Archäologische Feldforschungen 2018:

In der Grabungskampagne 2018, die vom 19.07.2018 bis zum 30.08.2018 durchgeführt wurde, lag der Schwerpunkt der Forschungen weiterhin auf der Untersuchung des 2017 neu entdeckten Wall-Graben-Systems im Westen Olbias sowie auf den architektonischen Entwicklungsphasen innerhalb des Vorstadtareals. Mittels einer Sondagengrabung galt es zudem, eine 2017 im Südwesten des geophysikalisch prospektierten Areals lokalisierte, markante Anomalie archäologisch zu klassifizieren, die sich allein durch ihre beachtlichen Ausmaße deutlich von allen anderen bislang bekannten Objekten im direkten Umfeld unterscheidet und die auf einen außergewöhnlichen Gebäudekomplex schließen lässt (Abb. 1 Nr. 5).

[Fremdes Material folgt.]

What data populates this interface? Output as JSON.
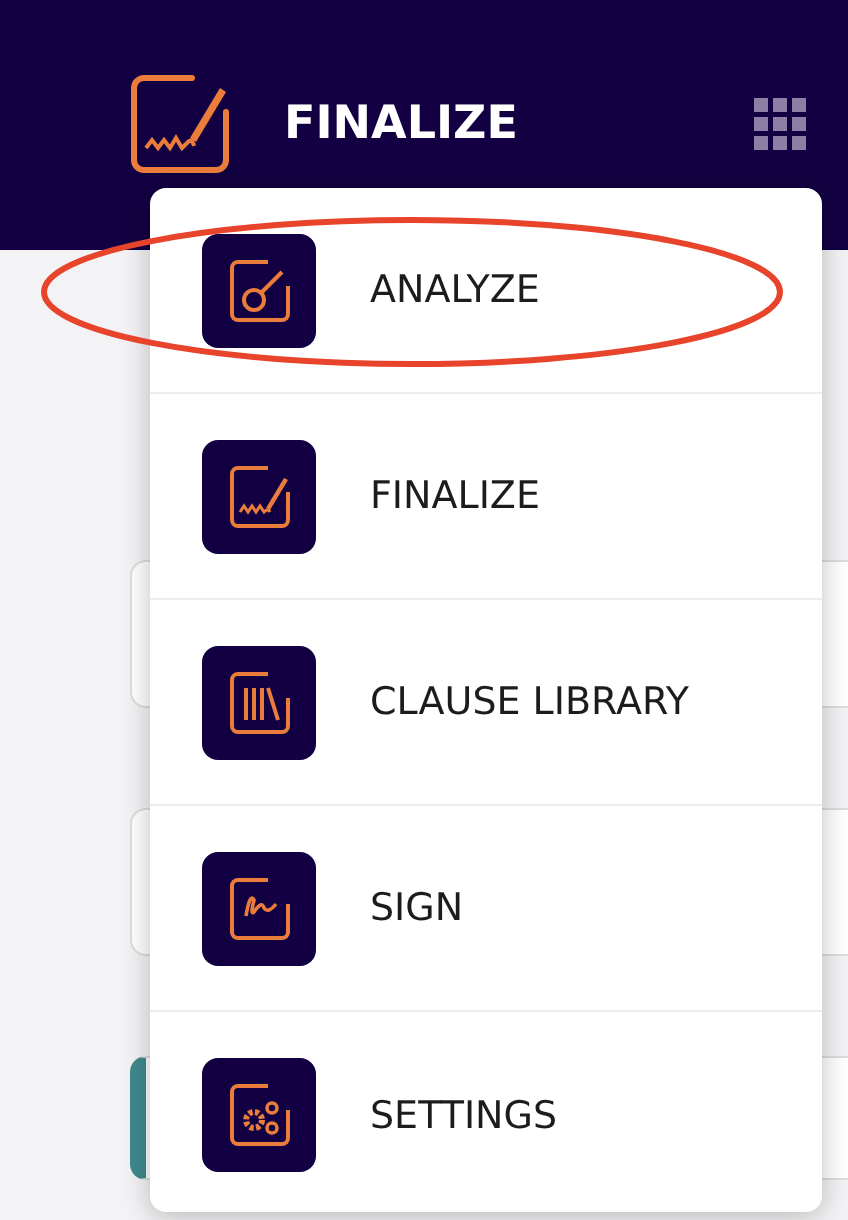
{
  "header": {
    "title": "FINALIZE"
  },
  "menu": {
    "items": [
      {
        "kind": "analyze",
        "label": "ANALYZE",
        "highlighted": true
      },
      {
        "kind": "finalize",
        "label": "FINALIZE",
        "highlighted": false
      },
      {
        "kind": "library",
        "label": "CLAUSE LIBRARY",
        "highlighted": false
      },
      {
        "kind": "sign",
        "label": "SIGN",
        "highlighted": false
      },
      {
        "kind": "settings",
        "label": "SETTINGS",
        "highlighted": false
      }
    ]
  }
}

Für alle drei Zielsetzungen konnten insgesamt hervorragende Ergebnisse erzielt werden!

Auf der Basis der geophysikalischen Prospektion ist es dem deutsch-ukrainischen Kooperationsprojekt nunmehr tatsächlich gelungen, im Westen Olbias an mehreren Stellen ein Wall-Graben-System auf einer Länge von insgesamt über 480 m zu verfolgen, das an seinem südlichen Abschluss zudem direkt auf eine Geländesenke zuläuft, die steil herab an das ca. 15 m tieferliegende Flussufer führt. Der archäologische Befund im Grabungsareal HEKP-7 bestätigt einen durchschnittlich 4 m breiten und vom antiken Laufniveau aus bis zu 2 m eingetieften Graben (Abb. 2). Direkt östlich verläuft zudem ein ebenfalls bis zu 4 m breiter Wall, der an der heutigen Oberfläche zwar nicht mehr erkennbar ist, dessen Ausdehnung in der Grabungskampagne 2018 aber im Planum überzeugend ermittelt werden konnte. Fragmente chiotischer, thasischer und lesbischer Amphoren unmittelbar aus dem Bereich der Grabensohle sowie das reichhaltige Fundspektrum aus den weiteren Füllschichten verweisen darauf, dass der Graben um die Mitte des 5. Jhs. v.Chr. angelegt worden und bis in die erste Hälfte/Mitte des 4. Jhs. v. Chr. in Funktion geblieben ist (hierzu jüngst Fornasier u. a. 2018).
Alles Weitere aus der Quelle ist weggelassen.